HHS’s method for encouraging review via sunset provision has invoked criticism. But the critics lack an understanding of how the process will actually work. A sunset rule critique in STAT noted that HHS would need to assess 680 rulemakings per year in the first five years after the rule goes into effect, and compared that with the 111 evaluations performed under a separate Trump reform in 2018. But these 680 “assessments” merely entail determining which rules affect small businesses. More in-depth reviews apply only to those with significant impacts, which HHS estimates at about 11% of its regulations. Moreover, those 111 evaluations could relate to anything from rules with major economic impacts to minor actions that don’t even qualify as regulations — so it’s not a fair comparison.

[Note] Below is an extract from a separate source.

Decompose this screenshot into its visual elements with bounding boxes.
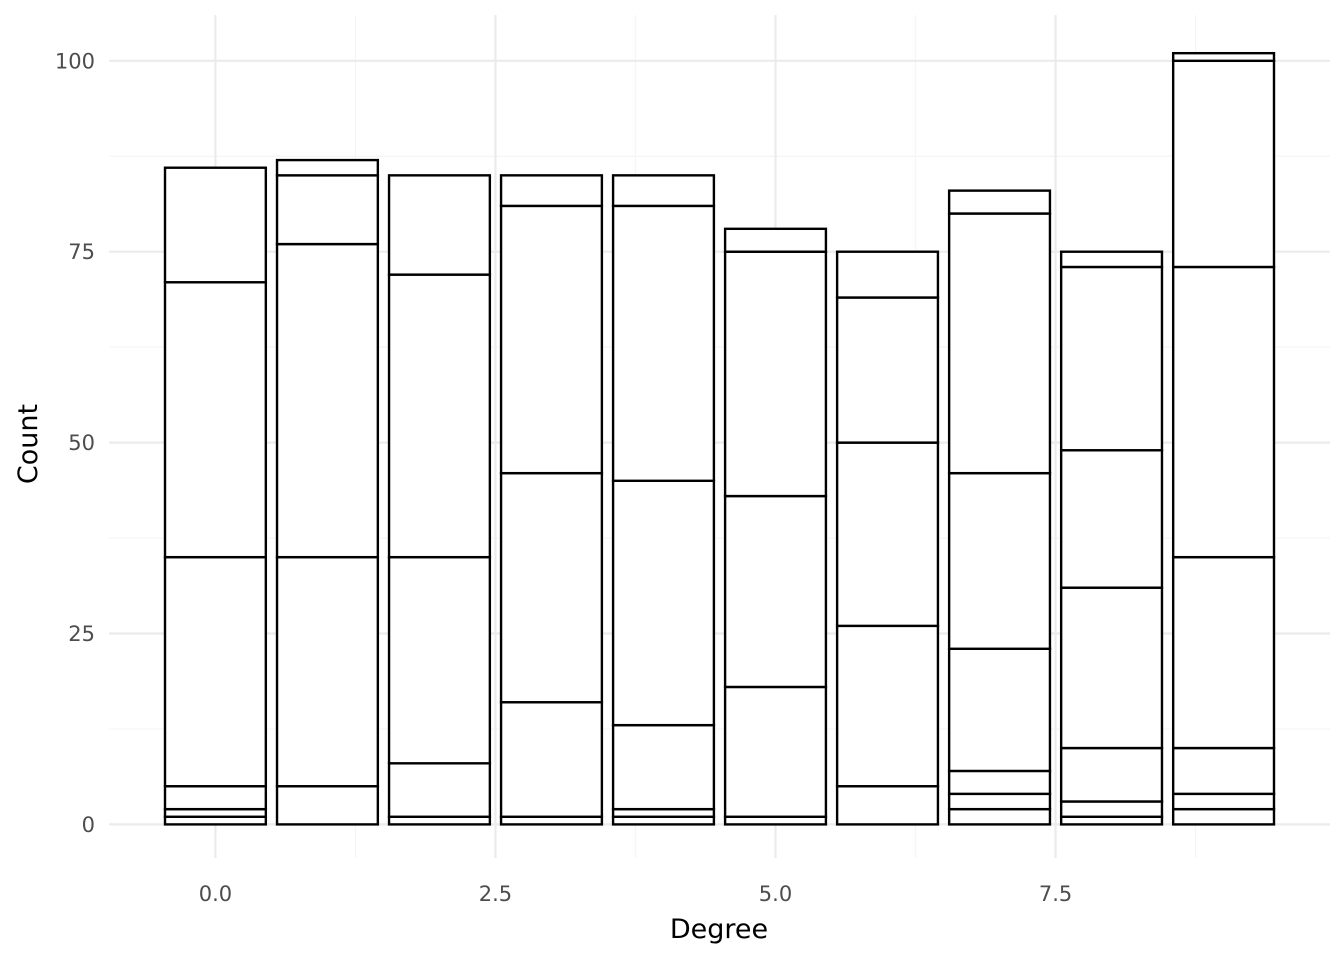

The sunset expiration date simply serves as an incentive to conduct reviews every so often so rules stay up to date. Without that provision, rules probably won’t be reviewed, as HHS’s record updating rules in response to section 610 reviews makes abundantly clear. Sunset provisions are nothing out of the ordinary. The Organization for Economic Cooperation and Development notes that just under half of its member countries have some form of sunsetting arrangement in place.
Entire regulatory agencies — including the Food and Drug Administration, which is part of HHS — often go through a kind of sunset review process when they are periodically reauthorized by Congress. States as diverse as New Jersey and North Carolina have sunset provisions for regulations, too.
In other words, these laws are a normal part of policymaking at the state, federal, and international levels. Those experiences of various governments demonstrate that sunset review processes tend to be orderly — even dull — affairs whereby policies are reviewed, some are updated, a few are rescinded, and the majority simply continue with little or no change.
Ignore the hype surrounding HHS’s new sunset rule. It should be uncontroversial, despite all the fanfare. Special interests may not like having to revisit rulemakings crafted to shield them from competition from small businesses, but those of us who want a dynamic economy and a regulatory system that works to promote public health rather than undermine it should be celebrating this rule.
James Broughel is a senior research fellow with the Mercatus Center at George Mason University. His research helped inform the Department of Health and Human Services’ regulatory impact analysis for the sunset rule.